America's Wildest National Park Is a Journey to a Time Before Humans
Sometimes, you’ve gotta remind yourself that Mother Nature’s still got it. That no matter what we throw her way, the Earth still has massive, towering, free-flowing places where nature and animals all exist without a hint of human contact. Sometimes you just need to stand on a mountaintop with no other people in sight, breathe in the air, and go, “Damn, this place is a miracle.”
These kinds of experiences are the intention of our national parks. But anyone who’s visited any of the more-popular parks also knows that getting somewhere that uninhabited isn’t so easy. That spiritual feeling of isolation might require going somewhere a little less popular. Just to pick one out of a hat: How about, say, the least-visited national park in America.
Enter Gates of the Arctic National Park and Preserve in north-central Alaska, an 8.5-million-acre swath of untamed wilderness with no roads, no signs, no infrastructure, and virtually no trace of human existence. It’s a rugged, mountainous brute of a place where you can explore land no other living person has set foot on. Getting here won’t be easy. Or cheap. Or really sensible at all. But if your idea of vacation is disconnecting completely, and experiencing the planet as it was before people took over, there might not be a better place in America for you.

All of the scenery, none of the people
With all that as a caveat, it may surprise you that all of 11,000 people visit the Gates of the Arctic each year -- fewer than the Grand Canyon sees daily. A stamp from here gives you a lifetime of national park street cred, not only because it’s incredibly difficult to get to, but because the unique, rigorous experience.
“It’s a place that truly shows what it means to get out into wilderness,” says Adam Mehlhorn, the park’s district ranger. He’s one of two staffers at the park’s visitors station in nearby Bettles, a number that balloons to half a dozen in summer. “It will have a profound effect on you, to be in an area that’s never been touched by people. People can take solace that there’s a place out there where animals can continue to do what they do naturally. The significant impact humans have had, it’s life-changing to realize there are places that aren’t like that.”

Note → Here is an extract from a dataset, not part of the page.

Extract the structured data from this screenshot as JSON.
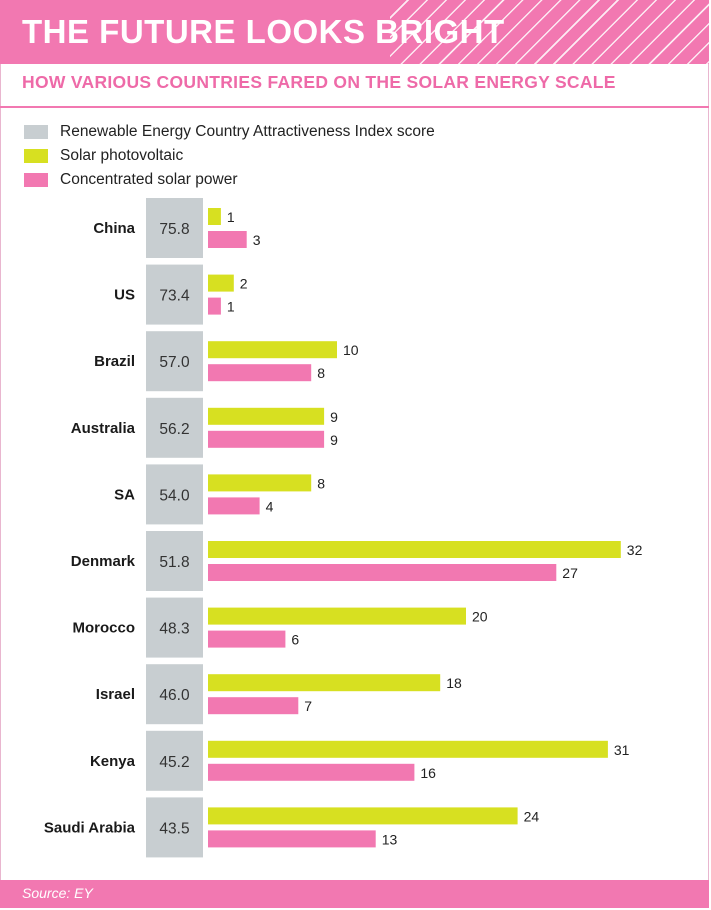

The park houses the central and eastern parts of the Brooks Range -- essentially the northern tip of the Rocky Mountains -- as well as the Endicott and Schwatka Mountains. The most popular destination in the park, relatively speaking, are the Arrigetch Peaks, a set of jagged mountains and valleys reminiscent of Yellowstone’s Hayden Valley or Yosemite’s Half Dome, with literally none of the people.
Standing alone atop a windswept peak staring out at treeless infinity with rivers cutting through green fields is a rare experience, and one that doesn’t come easily. The highest point in the park is a little over 9,000 feet, though most peaks are around 3,000. None have anything resembling marked trails or signage, so while the climbs might not be that high, they’re extremely difficult. Once at the top, with nobody else around and endless expanse, you’ll feel a little like Simba looking out on the savanna, knowing all you survey is yours in the fleeting moment.
“It’s so drastic and impressive, but if it was somewhere you could drive into that would really affect it,” Mehlhorn says. “That’s the big reason people want to come out here: You’re really getting that ‘you’re the only person out here’ kind of feeling.”

Ditto on rafting any of the six designated Wild and Scenic Rivers in the park. While rafting rivers like the Kobuk, Noatak, and Koyukuk you won’t see a single bridge going overhead, but you will see wolves, wolverines, and moose. Days here will have you floating past bears and caribou who’ve literally never seen a human being before, as they migrate through the park.
“They’re just as surprised to see you as you are to see them,” Mehlhorn says. “It’s truly seeing animals in their wildest form. They may have lived their lives and you’re the first person they’ve seen, and it’s like seeing an alien in Central Park.”
He insists the animals are more curious than dangerous, and people shouldn’t worry too much about encounters. You’re thrown back into the food chain, but maybe it’s even serene to float through a valley between towering mountains, with nothing but wilderness and animals in front of you. It’s as close to being a pioneering river explorer as most of us will ever get.